The violations allege that the mine operator engaged in aggravated conduct, constituting more than ordinary negligence, by not following mandatory safety standards, and allowing unsafe and unhealthful mining practices to continue.

"Some still aren't getting it"

"The conduct and behavior exhibited when we caught the mine operator by surprise is nothing short of outrageous," said Joseph A. Main, assistant secretary of labor for mine safety and health. "Despite the tragedy at Upper Big Branch last year, and all our efforts to bring mine operators into compliance, some still aren't getting it. The conditions observed at Randolph Mine place miners at serious risk to the threat of fire, explosion and black lung. Yet, MSHA inspectors can't be at every mine every day. Our continuing challenge is counteracting the egregious behavior of certain mine operators."

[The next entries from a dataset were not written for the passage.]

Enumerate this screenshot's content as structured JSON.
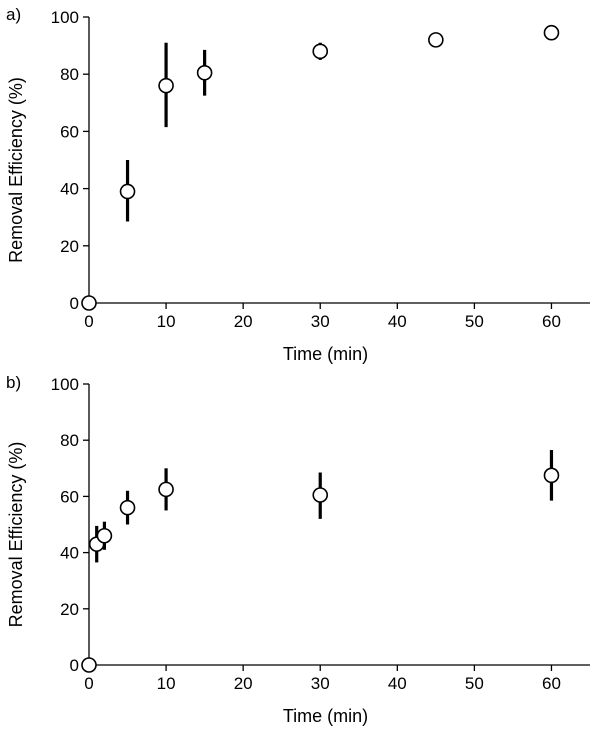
{
  "chart_data": [
    {
      "type": "scatter",
      "panel_label": "a)",
      "xlabel": "Time (min)",
      "ylabel": "Removal Efficiency (%)",
      "xlim": [
        0,
        65
      ],
      "ylim": [
        0,
        100
      ],
      "xticks": [
        0,
        10,
        20,
        30,
        40,
        50,
        60
      ],
      "yticks": [
        0,
        20,
        40,
        60,
        80,
        100
      ],
      "grid": false,
      "series": [
        {
          "x": [
            0,
            5,
            10,
            15,
            30,
            45,
            60
          ],
          "y": [
            0,
            39,
            76,
            80.5,
            88,
            92,
            94.5
          ],
          "err_low": [
            0,
            28.5,
            61.5,
            72.5,
            85,
            90,
            94
          ],
          "err_high": [
            0,
            50,
            91,
            88.5,
            91,
            93.5,
            95
          ]
        }
      ]
    },
    {
      "type": "scatter",
      "panel_label": "b)",
      "xlabel": "Time (min)",
      "ylabel": "Removal Efficiency (%)",
      "xlim": [
        0,
        65
      ],
      "ylim": [
        0,
        100
      ],
      "xticks": [
        0,
        10,
        20,
        30,
        40,
        50,
        60
      ],
      "yticks": [
        0,
        20,
        40,
        60,
        80,
        100
      ],
      "grid": false,
      "series": [
        {
          "x": [
            0,
            1,
            2,
            5,
            10,
            30,
            60
          ],
          "y": [
            0,
            43,
            46,
            56,
            62.5,
            60.5,
            67.5
          ],
          "err_low": [
            0,
            36.5,
            41,
            50,
            55,
            52,
            58.5
          ],
          "err_high": [
            0,
            49.5,
            51,
            62,
            70,
            68.5,
            76.5
          ]
        }
      ]
    }
  ]
}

In March 2010, MSHA received an anonymous complaint about hazardous conditions at Randolph Mine just days after a small fire occurred there. The agency's inspectors found that the mine operator was not providing adequate ventilation to reduce the risk of explosions and exposure to coal mine dust. Nine 104(d)(2) withdrawal orders were issued for the operator's failure to provide adequate ventilation, not following the approved ventilation plan by mining depths in excess of the maximum 20 feet, inadequate on-shift examinations and extensive accumulation of loose coal. Inspectors found some sections without air movement caused by line curtains (used to control air flow) being rolled up. These same types of conditions were found again during the April 2011 impact inspection. Section 104(d)(2) of the Federal Mine Safety and Health Act of 1977 refers to unwarrantable failure withdrawal orders and requires that an inspection with no similar violations be conducted before the order is terminated.

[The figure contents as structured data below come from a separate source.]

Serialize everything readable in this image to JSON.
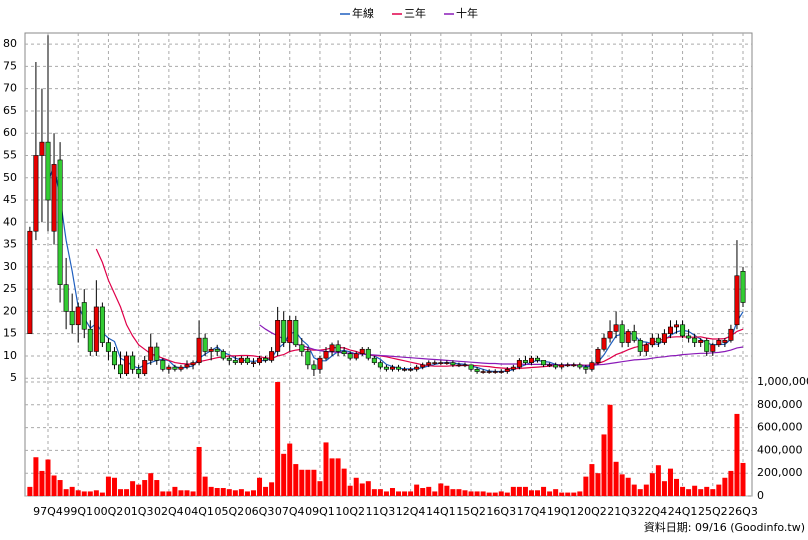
{
  "chart_data": {
    "type": "candlestick",
    "categories": [
      null,
      null,
      null,
      "97Q4",
      null,
      null,
      null,
      null,
      "99Q1",
      null,
      null,
      null,
      null,
      "00Q2",
      null,
      null,
      null,
      null,
      "01Q3",
      null,
      null,
      null,
      null,
      "02Q4",
      null,
      null,
      null,
      null,
      "04Q1",
      null,
      null,
      null,
      null,
      "05Q2",
      null,
      null,
      null,
      null,
      "06Q3",
      null,
      null,
      null,
      null,
      "07Q4",
      null,
      null,
      null,
      null,
      "09Q1",
      null,
      null,
      null,
      null,
      "10Q2",
      null,
      null,
      null,
      null,
      "11Q3",
      null,
      null,
      null,
      null,
      "12Q4",
      null,
      null,
      null,
      null,
      "14Q1",
      null,
      null,
      null,
      null,
      "15Q2",
      null,
      null,
      null,
      null,
      "16Q3",
      null,
      null,
      null,
      null,
      "17Q4",
      null,
      null,
      null,
      null,
      "19Q1",
      null,
      null,
      null,
      null,
      "20Q2",
      null,
      null,
      null,
      null,
      "21Q3",
      null,
      null,
      null,
      null,
      "22Q4",
      null,
      null,
      null,
      null,
      "24Q1",
      null,
      null,
      null,
      null,
      "25Q2",
      null,
      null,
      null,
      null,
      "26Q3"
    ],
    "ohlc": [
      [
        15,
        39,
        15,
        38
      ],
      [
        38,
        76,
        36,
        55
      ],
      [
        55,
        70,
        40,
        58
      ],
      [
        58,
        82,
        38,
        45
      ],
      [
        38,
        60,
        35,
        53
      ],
      [
        54,
        58,
        22,
        26
      ],
      [
        26,
        32,
        16,
        20
      ],
      [
        20,
        24,
        15,
        17
      ],
      [
        17,
        22,
        13,
        21
      ],
      [
        22,
        25,
        14,
        16
      ],
      [
        16,
        18,
        10,
        11
      ],
      [
        11,
        27,
        10,
        21
      ],
      [
        21,
        22,
        12,
        13
      ],
      [
        13,
        14,
        9,
        11
      ],
      [
        11,
        12,
        7,
        8
      ],
      [
        8,
        11,
        5,
        6
      ],
      [
        6,
        11,
        5.5,
        10
      ],
      [
        10,
        11,
        6,
        7
      ],
      [
        7,
        8,
        5,
        6
      ],
      [
        6,
        10,
        5.5,
        9
      ],
      [
        9,
        15,
        8,
        12
      ],
      [
        12,
        13,
        8,
        9
      ],
      [
        9,
        9.5,
        6.5,
        7
      ],
      [
        7,
        8,
        6,
        7.5
      ],
      [
        7.5,
        8,
        6.5,
        7
      ],
      [
        7,
        8,
        6.5,
        7.5
      ],
      [
        7.5,
        9,
        7,
        8
      ],
      [
        8,
        9,
        7,
        8.5
      ],
      [
        8.5,
        18,
        8,
        14
      ],
      [
        14,
        15,
        10,
        11
      ],
      [
        11,
        12,
        9,
        11.5
      ],
      [
        11.5,
        12.5,
        10,
        11
      ],
      [
        11,
        11.5,
        9,
        9.5
      ],
      [
        9.5,
        10,
        8,
        9
      ],
      [
        9,
        10,
        8,
        8.5
      ],
      [
        8.5,
        10,
        8,
        9.5
      ],
      [
        9.5,
        10,
        8,
        8.5
      ],
      [
        8.5,
        9.5,
        7.5,
        8.5
      ],
      [
        8.5,
        10,
        8,
        9.5
      ],
      [
        9.5,
        10,
        8.5,
        9
      ],
      [
        9,
        12,
        8.5,
        11
      ],
      [
        11,
        21,
        10,
        18
      ],
      [
        18,
        20,
        12,
        13
      ],
      [
        13,
        19,
        11,
        18
      ],
      [
        18,
        19,
        12,
        12.5
      ],
      [
        12.5,
        14,
        10,
        11
      ],
      [
        11,
        12,
        7,
        8
      ],
      [
        8,
        9,
        5.5,
        7
      ],
      [
        7,
        10,
        6,
        9.5
      ],
      [
        9.5,
        12,
        9,
        11
      ],
      [
        11,
        13,
        10,
        12.5
      ],
      [
        12.5,
        13.5,
        10,
        11
      ],
      [
        11,
        12,
        10,
        10.5
      ],
      [
        10.5,
        11,
        9,
        9.5
      ],
      [
        9.5,
        11,
        9,
        10.5
      ],
      [
        10.5,
        12,
        10,
        11.5
      ],
      [
        11.5,
        12,
        9,
        9.5
      ],
      [
        9.5,
        10,
        8,
        8.5
      ],
      [
        8.5,
        9,
        7,
        7.5
      ],
      [
        7.5,
        8,
        6.5,
        7
      ],
      [
        7,
        8,
        6.5,
        7.5
      ],
      [
        7.5,
        8,
        6.5,
        7
      ],
      [
        7,
        7.5,
        6.5,
        7
      ],
      [
        7,
        7.5,
        6.5,
        7
      ],
      [
        7,
        8,
        6.5,
        7.5
      ],
      [
        7.5,
        8.5,
        7,
        8
      ],
      [
        8,
        9,
        7.5,
        8.5
      ],
      [
        8.5,
        9,
        8,
        8.5
      ],
      [
        8.5,
        9,
        8,
        8.5
      ],
      [
        8.5,
        9,
        8,
        8.5
      ],
      [
        8.5,
        9,
        7.5,
        8
      ],
      [
        8,
        8.5,
        7.5,
        8
      ],
      [
        8,
        8.5,
        7.5,
        8
      ],
      [
        8,
        8,
        6.5,
        7
      ],
      [
        7,
        7.5,
        6,
        6.5
      ],
      [
        6.5,
        7,
        6,
        6.5
      ],
      [
        6.5,
        7,
        6,
        6.5
      ],
      [
        6.5,
        7,
        6,
        6.5
      ],
      [
        6.5,
        7,
        6,
        6.5
      ],
      [
        6.5,
        7.5,
        6,
        7
      ],
      [
        7,
        8,
        6.5,
        7.5
      ],
      [
        7.5,
        9.5,
        7,
        9
      ],
      [
        9,
        10,
        8,
        8.5
      ],
      [
        8.5,
        10,
        8,
        9.5
      ],
      [
        9.5,
        10,
        8.5,
        9
      ],
      [
        9,
        9,
        7.5,
        8
      ],
      [
        8,
        8.5,
        7.5,
        8
      ],
      [
        8,
        8.5,
        7,
        7.5
      ],
      [
        7.5,
        8.5,
        7,
        8
      ],
      [
        8,
        8.5,
        7.5,
        8
      ],
      [
        8,
        8.5,
        7.5,
        8
      ],
      [
        8,
        8.5,
        7,
        7.5
      ],
      [
        7.5,
        8,
        6,
        7
      ],
      [
        7,
        9,
        6.5,
        8.5
      ],
      [
        8.5,
        12,
        8,
        11.5
      ],
      [
        11.5,
        15,
        11,
        14
      ],
      [
        14,
        18,
        13,
        15.5
      ],
      [
        15.5,
        20,
        14,
        17
      ],
      [
        17,
        18,
        12,
        13
      ],
      [
        13,
        16,
        12,
        15.5
      ],
      [
        15.5,
        17,
        13,
        13.5
      ],
      [
        13.5,
        14,
        10,
        11
      ],
      [
        11,
        13,
        10,
        12.5
      ],
      [
        12.5,
        15,
        12,
        14
      ],
      [
        14,
        15,
        12,
        13
      ],
      [
        13,
        16,
        12.5,
        15
      ],
      [
        15,
        18,
        14,
        16.5
      ],
      [
        16.5,
        18,
        15,
        17
      ],
      [
        17,
        18,
        14,
        14.5
      ],
      [
        14.5,
        16,
        13,
        14
      ],
      [
        14,
        15,
        12,
        13
      ],
      [
        13,
        14,
        12,
        13.5
      ],
      [
        13.5,
        14,
        10,
        11
      ],
      [
        11,
        13,
        10,
        12.5
      ],
      [
        12.5,
        14,
        12,
        13.5
      ],
      [
        13,
        14,
        12,
        13.5
      ],
      [
        13.5,
        17,
        13,
        16
      ],
      [
        17,
        36,
        16,
        28
      ],
      [
        29,
        30,
        21,
        22
      ]
    ],
    "up_color": "#e60000",
    "down_color": "#33cc33",
    "series": [
      {
        "name": "年線",
        "color": "#1f5fbf",
        "values": [
          null,
          null,
          null,
          49,
          52.75,
          45.5,
          36,
          29,
          21,
          18.5,
          16.25,
          17.25,
          15.25,
          14,
          13.25,
          9.5,
          8.75,
          7.75,
          7.25,
          8,
          8.5,
          9,
          9.25,
          8.9,
          7.6,
          7.25,
          7.5,
          7.75,
          9.5,
          10.4,
          11.25,
          12,
          10.75,
          10.25,
          9.5,
          9.1,
          8.9,
          8.75,
          9,
          8.9,
          9.5,
          11.6,
          12.75,
          15,
          15.4,
          13.6,
          12.4,
          9.6,
          8.9,
          8.9,
          10,
          11,
          11.25,
          10.9,
          10.4,
          10.5,
          10.25,
          10,
          9.25,
          8.1,
          7.6,
          7.25,
          7.1,
          7.1,
          7.1,
          7.4,
          7.75,
          8.1,
          8.4,
          8.5,
          8.4,
          8.25,
          8.1,
          7.75,
          7.4,
          7,
          6.6,
          6.5,
          6.5,
          6.6,
          6.9,
          7.5,
          8,
          8.6,
          9,
          8.75,
          8.6,
          8.1,
          7.9,
          7.9,
          8,
          7.9,
          7.6,
          7.75,
          8.6,
          10.25,
          12.4,
          14.5,
          14.9,
          15.25,
          14.75,
          13.25,
          13.1,
          12.75,
          12.6,
          13.6,
          14.6,
          15.4,
          15.75,
          15.5,
          14.6,
          13.75,
          12.9,
          12.5,
          12.6,
          12.6,
          13.75,
          17.75,
          19.9
        ]
      },
      {
        "name": "三年",
        "color": "#e0004a",
        "values": [
          null,
          null,
          null,
          null,
          null,
          null,
          null,
          null,
          null,
          null,
          null,
          34,
          31,
          27,
          24,
          21,
          17,
          14.5,
          12.5,
          11.5,
          10.5,
          10,
          9.5,
          9,
          8.5,
          8.3,
          8.2,
          8.2,
          8.7,
          9,
          9.3,
          9.6,
          9.8,
          10,
          10,
          10.1,
          10.1,
          10,
          9.8,
          9.6,
          9.4,
          10,
          10.3,
          11,
          11.3,
          11.5,
          11.4,
          11.3,
          11.3,
          11.5,
          11.8,
          11.9,
          11.8,
          11.3,
          11,
          10.5,
          10.3,
          10.1,
          10,
          9.8,
          9.5,
          9.2,
          8.9,
          8.6,
          8.3,
          8,
          7.8,
          7.7,
          7.7,
          7.7,
          7.8,
          7.8,
          7.9,
          7.9,
          7.8,
          7.7,
          7.6,
          7.4,
          7.3,
          7.2,
          7.1,
          7.2,
          7.3,
          7.4,
          7.5,
          7.6,
          7.7,
          7.8,
          7.9,
          8,
          8,
          8,
          7.9,
          8,
          8.3,
          8.8,
          9.5,
          10.3,
          10.8,
          11.4,
          11.9,
          12.2,
          12.6,
          13,
          13.4,
          13.9,
          14.2,
          14.3,
          14.3,
          14.2,
          14.2,
          14.3,
          14,
          13.8,
          13.8,
          13.9,
          14.5,
          15.5,
          16
        ]
      },
      {
        "name": "十年",
        "color": "#8a1ab8",
        "values": [
          null,
          null,
          null,
          null,
          null,
          null,
          null,
          null,
          null,
          null,
          null,
          null,
          null,
          null,
          null,
          null,
          null,
          null,
          null,
          null,
          null,
          null,
          null,
          null,
          null,
          null,
          null,
          null,
          null,
          null,
          null,
          null,
          null,
          null,
          null,
          null,
          null,
          null,
          17,
          16,
          15.2,
          14.5,
          13.8,
          13.2,
          12.7,
          12.3,
          11.9,
          11.5,
          11.2,
          11,
          10.9,
          10.8,
          10.7,
          10.6,
          10.5,
          10.4,
          10.3,
          10.2,
          10.1,
          10,
          9.9,
          9.8,
          9.7,
          9.6,
          9.5,
          9.4,
          9.3,
          9.2,
          9.1,
          9,
          8.9,
          8.8,
          8.7,
          8.6,
          8.5,
          8.4,
          8.3,
          8.3,
          8.2,
          8.2,
          8.2,
          8.2,
          8.1,
          8.1,
          8.1,
          8.1,
          8.1,
          8,
          8,
          8,
          8,
          7.9,
          7.9,
          7.9,
          8,
          8.1,
          8.3,
          8.5,
          8.7,
          8.9,
          9.1,
          9.2,
          9.3,
          9.5,
          9.7,
          9.8,
          10,
          10.1,
          10.3,
          10.4,
          10.5,
          10.6,
          10.6,
          10.7,
          10.8,
          11,
          11.3,
          11.8,
          12
        ]
      }
    ],
    "volume": {
      "color": "#ff0000",
      "values": [
        80000,
        340000,
        220000,
        320000,
        180000,
        140000,
        60000,
        80000,
        50000,
        40000,
        40000,
        50000,
        30000,
        170000,
        160000,
        60000,
        60000,
        130000,
        100000,
        140000,
        200000,
        140000,
        40000,
        40000,
        80000,
        50000,
        50000,
        40000,
        430000,
        170000,
        80000,
        70000,
        70000,
        60000,
        50000,
        60000,
        40000,
        50000,
        160000,
        80000,
        120000,
        1000000,
        370000,
        460000,
        280000,
        230000,
        230000,
        230000,
        130000,
        470000,
        330000,
        330000,
        240000,
        90000,
        160000,
        110000,
        130000,
        60000,
        60000,
        40000,
        70000,
        40000,
        40000,
        40000,
        100000,
        70000,
        80000,
        40000,
        110000,
        90000,
        60000,
        60000,
        50000,
        40000,
        40000,
        40000,
        30000,
        30000,
        40000,
        30000,
        80000,
        80000,
        80000,
        50000,
        50000,
        80000,
        40000,
        60000,
        30000,
        30000,
        30000,
        40000,
        170000,
        280000,
        200000,
        540000,
        800000,
        300000,
        190000,
        160000,
        100000,
        60000,
        100000,
        200000,
        270000,
        130000,
        240000,
        150000,
        80000,
        60000,
        90000,
        60000,
        80000,
        60000,
        100000,
        160000,
        220000,
        720000,
        290000
      ]
    },
    "ylim": [
      3.7,
      82.5
    ],
    "yticks": [
      5,
      10,
      15,
      20,
      25,
      30,
      35,
      40,
      45,
      50,
      55,
      60,
      65,
      70,
      75,
      80
    ],
    "y2lim": [
      0,
      1000000
    ],
    "y2ticks": [
      {
        "value": 1000000,
        "label": "1,000,000"
      },
      {
        "value": 800000,
        "label": "800,000"
      },
      {
        "value": 600000,
        "label": "600,000"
      },
      {
        "value": 400000,
        "label": "400,000"
      },
      {
        "value": 200000,
        "label": "200,000"
      },
      0
    ],
    "grid": true,
    "source": "資料日期: 09/16  (Goodinfo.tw)"
  }
}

Impact inspections, which began in force in April 2010 following the explosion at the Upper Big Branch Mine, targets mines that merit increased agency attention and enforcement due to their poor compliance history or particular compliance concerns, including high numbers of violations or closure orders; indications of operator tactics, such as advance notification of inspections that prevent inspectors from observing violations; frequent hazard complaints or hotline calls; plan compliance issues; inadequate workplace examinations; a high number of accidents, injuries or illnesses; fatalities; and adverse conditions such as increased methane liberation, faulty roof conditions and inadequate ventilation.